Although laser/electrosurgical mole removal methods seem economical as the treatment duration required per mole is significantly shorter, a repeat procedure that may become necessary due to an incomplete removal eventually makes the overall economical efficiency less than if a proper surgical removal had been performed in the first place. Furthermore, laser removal is often available far more readily by a larger pool of providers at competitive treatment rates, possibly due to the level of skills, knowledge and experience required for surgical removal being higher than that needed for non-surgical removal. In terms of possible scarring, for a given mole of the same size, location and depth, micro-surgical mole removal typically results in a significantly lower chance of scarring and hyperpigmentation than using laser or an electrosurgical unit. In conclusion, while laser mole removal on the surface level may appear economically efficient, micro-surgical mole removal is superior in many aspects of the treatment result including cosmetic outcome, recurrence, complications, and the speed of recovery. Therefore, it is crucial to consider and research all possible options for a safe, complete and efficient removal beyond what is commonly available.
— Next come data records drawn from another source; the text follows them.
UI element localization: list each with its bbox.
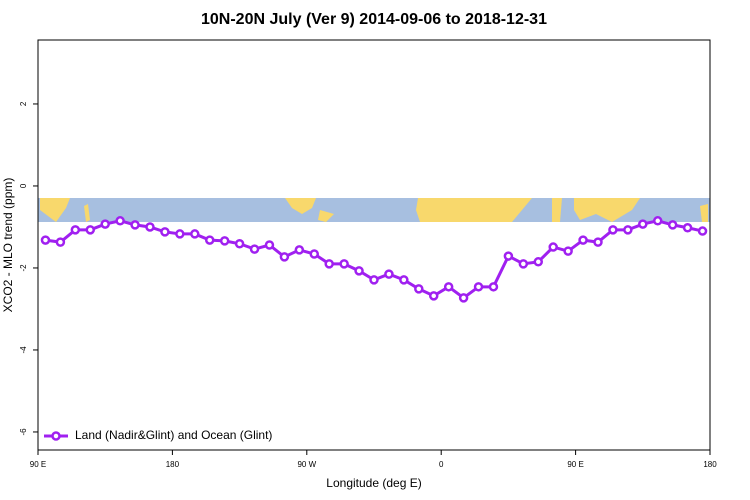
series-line bbox=[45, 219, 703, 300]
data-point bbox=[638, 219, 648, 229]
data-point bbox=[249, 244, 260, 254]
data-point bbox=[175, 229, 185, 239]
data-point bbox=[503, 251, 514, 261]
data-point bbox=[697, 226, 708, 236]
data-point bbox=[294, 245, 305, 255]
data-point bbox=[145, 222, 155, 232]
data-point bbox=[264, 240, 275, 250]
x-tick-label: 90 E bbox=[30, 460, 46, 469]
data-point bbox=[533, 257, 544, 267]
data-point bbox=[578, 235, 588, 245]
data-point bbox=[40, 235, 51, 245]
data-point bbox=[518, 259, 529, 269]
data-point bbox=[548, 242, 558, 252]
y-tick-label: -4 bbox=[19, 346, 28, 354]
data-point bbox=[115, 216, 125, 226]
x-tick-label: 180 bbox=[703, 460, 717, 469]
data-point bbox=[652, 216, 663, 226]
data-point bbox=[55, 237, 66, 247]
x-tick-label: 0 bbox=[439, 460, 444, 469]
data-point bbox=[369, 275, 379, 285]
data-point bbox=[204, 235, 215, 245]
legend: Land (Nadir&Glint) and Ocean (Glint) bbox=[44, 428, 272, 442]
y-tick-label: 0 bbox=[19, 183, 28, 188]
data-point bbox=[85, 225, 96, 235]
data-point bbox=[682, 223, 693, 233]
data-point bbox=[190, 229, 200, 239]
data-point bbox=[399, 275, 409, 285]
data-point bbox=[608, 225, 618, 235]
data-point bbox=[130, 220, 140, 230]
data-point bbox=[100, 219, 110, 229]
map-strip bbox=[38, 198, 710, 222]
data-point bbox=[414, 284, 424, 294]
data-point bbox=[488, 282, 499, 292]
x-tick-label: 90 W bbox=[297, 460, 316, 469]
data-point bbox=[667, 220, 678, 230]
y-tick-label: 2 bbox=[19, 101, 28, 106]
chart-title: 10N-20N July (Ver 9) 2014-09-06 to 2018-… bbox=[201, 11, 547, 28]
legend-label: Land (Nadir&Glint) and Ocean (Glint) bbox=[75, 428, 272, 442]
data-point bbox=[458, 293, 469, 303]
data-point bbox=[160, 227, 170, 237]
data-point bbox=[563, 246, 573, 256]
x-axis-label: Longitude (deg E) bbox=[326, 476, 421, 490]
data-point bbox=[473, 282, 484, 292]
data-point bbox=[339, 259, 349, 269]
data-point bbox=[384, 269, 394, 279]
y-axis-label: XCO2 - MLO trend (ppm) bbox=[1, 178, 15, 313]
y-tick-label: -6 bbox=[19, 428, 28, 436]
data-point bbox=[354, 266, 364, 276]
data-point bbox=[70, 225, 81, 235]
y-tick-label: -2 bbox=[19, 264, 28, 272]
data-point bbox=[324, 259, 334, 269]
x-tick-label: 90 E bbox=[567, 460, 583, 469]
plot-frame bbox=[37, 39, 711, 451]
data-point bbox=[234, 239, 245, 249]
legend-marker bbox=[51, 431, 61, 441]
data-point bbox=[593, 237, 603, 247]
data-point bbox=[279, 252, 290, 262]
data-point bbox=[443, 282, 454, 292]
data-point bbox=[309, 249, 320, 259]
data-point bbox=[219, 236, 230, 246]
data-point bbox=[623, 225, 633, 235]
data-point bbox=[428, 291, 439, 301]
x-tick-label: 180 bbox=[166, 460, 180, 469]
  • What is the recovery process like?

After surgical mole removal, the skin is may be closed with either suture (stitches) or tissue adhesive (skin glue). Generally, if sutured, the stitches are removed in five to six days for moles removed from the head and/or neck; and typically a longer duration is awaited until stitch removal for elsewhere on the body. If glued, the adhesive falls off on its own in a week or less. Some small moles (generally less than 3mm diameter) in selected areas may heal well even when they are left unclosed; in such cases, small hydrocolloid bandages are placed over the removal site, to be replaced a few times a day for a minimum of 72 hours.